13.8. Internal frameworks

The Modular Component Architecture (MCA) is the backbone of Open MPI – most services and functionality are implemented through MCA components.

13.8.1. MPI layer frameworks

Here is a list of all the component frameworks in the MPI layer of Open MPI:

bml: BTL management layer
coll: MPI collective algorithms
fbtl: point to point file byte transfer layer: abstraction for individual read: collective read and write operations for MPI I/O
fcoll: collective file system functions for MPI I/O
fs: file system functions for MPI I/O
hook: Generic hooks into Open MPI
io: MPI I/O
mtl: Matching transport layer, used for MPI point-to-point messages on some types of networks
op: Back end computations for intrinsic MPI_Op operators
osc: MPI one-sided communications
pml: MPI point-to-point management layer
sharedfp: shared file pointer operations for MPI I/O
topo: MPI topology routines
vprotocol: Protocols for the “v” PML

13.8.2. OpenSHMEM component frameworks

atomic: OpenSHMEM atomic operations
memheap: OpenSHMEM memory allocators that support the PGAS memory model
scoll: OpenSHMEM collective operations
spml: OpenSHMEM “pml-like” layer: supports one-sided, point-to-point operations
sshmem: OpenSHMEM shared memory backing facility

13.8.3. Miscellaneous frameworks

allocator: Memory allocator
backtrace: Debugging call stack backtrace support
btl: Point-to-point Byte Transfer Layer
dl: Dynamic loading library interface
hwloc: Hardware locality (hwloc) versioning support
if: OS IP interface support
installdirs: Installation directory relocation services
memchecker: Run-time memory checking
memcpy: Memory copy support
memory: Memory management hooks
mpool: Memory pooling
patcher: Symbol patcher hooks
pmix: Process management interface (exascale)
rcache: Memory registration cache
reachable: Network reachability determination
shmem: Shared memory support (NOT related to OpenSHMEM)
smsc: Shared memory single-copy support
threads: OS and userspace thread support
timer: High-resolution timers

13.8.4. Framework notes

Each framework typically has one or more components that are used at run-time. For example, the btl framework is used by the MPI layer to send bytes across different types underlying networks. The tcp btl, for example, sends messages across TCP-based networks; the ucx pml sends messages across InfiniBand-based networks.

13.8.5. MCA parameter notes

Each component typically has some tunable parameters that can be changed at run-time. Use the ompi_info(1) command to check a component to see what its tunable parameters are. For example:

shell$ ompi_info --param btl tcp

shows some of the parameters (and default values) for the tcp btl component (use --all or --level 9 to show all the parameters).
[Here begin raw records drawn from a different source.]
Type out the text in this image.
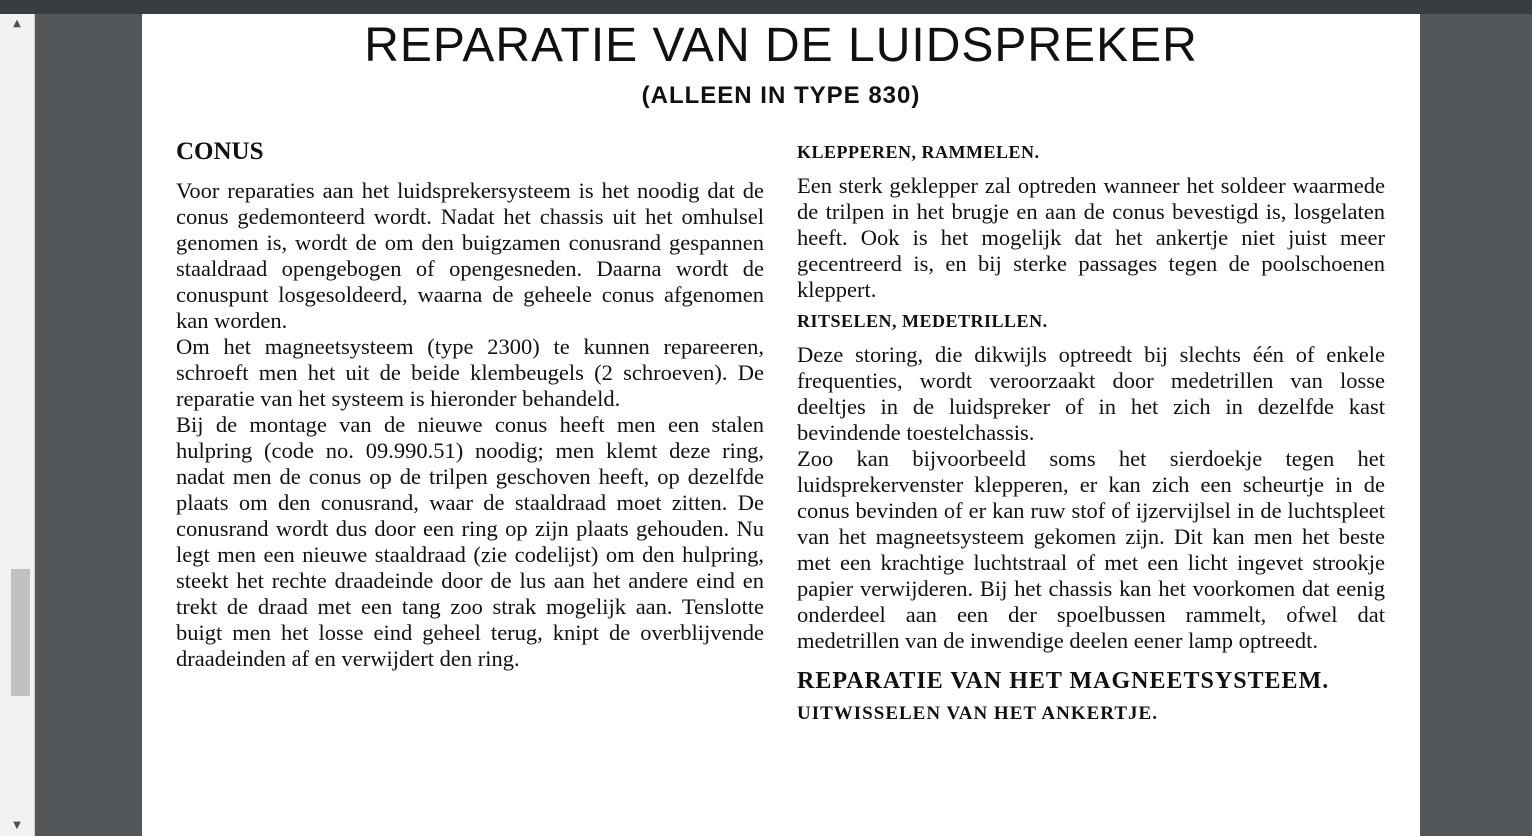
▲
▼
REPARATIE VAN DE LUIDSPREKER
(ALLEEN IN TYPE 830)
CONUS

Voor reparaties aan het luidsprekersysteem is het noodig dat de conus gedemonteerd wordt. Nadat het chassis uit het omhulsel genomen is, wordt de om den buigzamen conusrand gespannen staaldraad opengebogen of opengesneden. Daarna wordt de conuspunt losgesoldeerd, waarna de geheele conus afgenomen kan worden.

Om het magneetsysteem (type 2300) te kunnen repareeren, schroeft men het uit de beide klembeugels (2 schroeven). De reparatie van het systeem is hieronder behandeld.

Bij de montage van de nieuwe conus heeft men een stalen hulpring (code no. 09.990.51) noodig; men klemt deze ring, nadat men de conus op de trilpen geschoven heeft, op dezelfde plaats om den conusrand, waar de staaldraad moet zitten. De conusrand wordt dus door een ring op zijn plaats gehouden. Nu legt men een nieuwe staaldraad (zie codelijst) om den hulpring, steekt het rechte draadeinde door de lus aan het andere eind en trekt de draad met een tang zoo strak mogelijk aan. Tenslotte buigt men het losse eind geheel terug, knipt de overblijvende draadeinden af en verwijdert den ring.

KLEPPEREN, RAMMELEN.

Een sterk geklepper zal optreden wanneer het soldeer waarmede de trilpen in het brugje en aan de conus bevestigd is, losgelaten heeft. Ook is het mogelijk dat het ankertje niet juist meer gecentreerd is, en bij sterke passages tegen de poolschoenen kleppert.

RITSELEN, MEDETRILLEN.

Deze storing, die dikwijls optreedt bij slechts één of enkele frequenties, wordt veroorzaakt door medetrillen van losse deeltjes in de luidspreker of in het zich in dezelfde kast bevindende toestelchassis.

Zoo kan bijvoorbeeld soms het sierdoekje tegen het luidsprekervenster klepperen, er kan zich een scheurtje in de conus bevinden of er kan ruw stof of ijzervijlsel in de luchtspleet van het magneetsysteem gekomen zijn. Dit kan men het beste met een krachtige luchtstraal of met een licht ingevet strookje papier verwijderen. Bij het chassis kan het voorkomen dat eenig onderdeel aan een der spoelbussen rammelt, ofwel dat medetrillen van de inwendige deelen eener lamp optreedt.

REPARATIE VAN HET MAGNEETSYSTEEM.
UITWISSELEN VAN HET ANKERTJE.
Note that ompi_info (without --all or a specified level) only shows a small number a component’s MCA parameters by default. Each MCA parameter has a “level” value from 1 to 9, corresponding to the MPI-3 MPI_T tool interface levels. See the LEVELS section in the ompi_info(1) man page for an explanation of the levels and how they correspond to Open MPI’s code.

Here’s rules of thumb to keep in mind when using Open MPI’s levels:

Levels 1-3:
- These levels should contain only a few MCA parameters.
- Generally, only put MCA parameters in these levels that matter to users who just need to run Open MPI applications (and don’t know/care anything about MPI). Examples (these are not comprehensive):
  - Selection of which network interfaces to use.
  - Selection of which MCA components to use.
  - Selective disabling of warning messages (e.g., show warning message XYZ unless a specific MCA parameter is set, which disables showing that warning message).
  - Enabling additional stderr logging verbosity. This allows a user to run with this logging enabled, and then use that output to get technical assistance.
Levels 4-6:
- These levels should contain any other MCA parameters that are useful to expose to end users.
- There is an expectation that “power users” will utilize these MCA parameters — e.g., those who are trying to tune the system and extract more performance.
- Here’s some examples of MCA parameters suitable for these levels (these are not comprehensive):
  - When you could have hard-coded a constant size of a resource (e.g., a resource pool size or buffer length), make it an MCA parameter instead.
  - When there are multiple different algorithms available for a particular operation, code them all up and provide an MCA parameter to let the user select between them.
Levels 7-9:
- Put any other MCA parameters here.
- It’s ok for these MCA parameters to be esoteric and only relevant to deep magic / the internals of Open MPI.
- There is little expectation of users using these MCA parameters.

See this section for details on how to set MCA parameters at run time.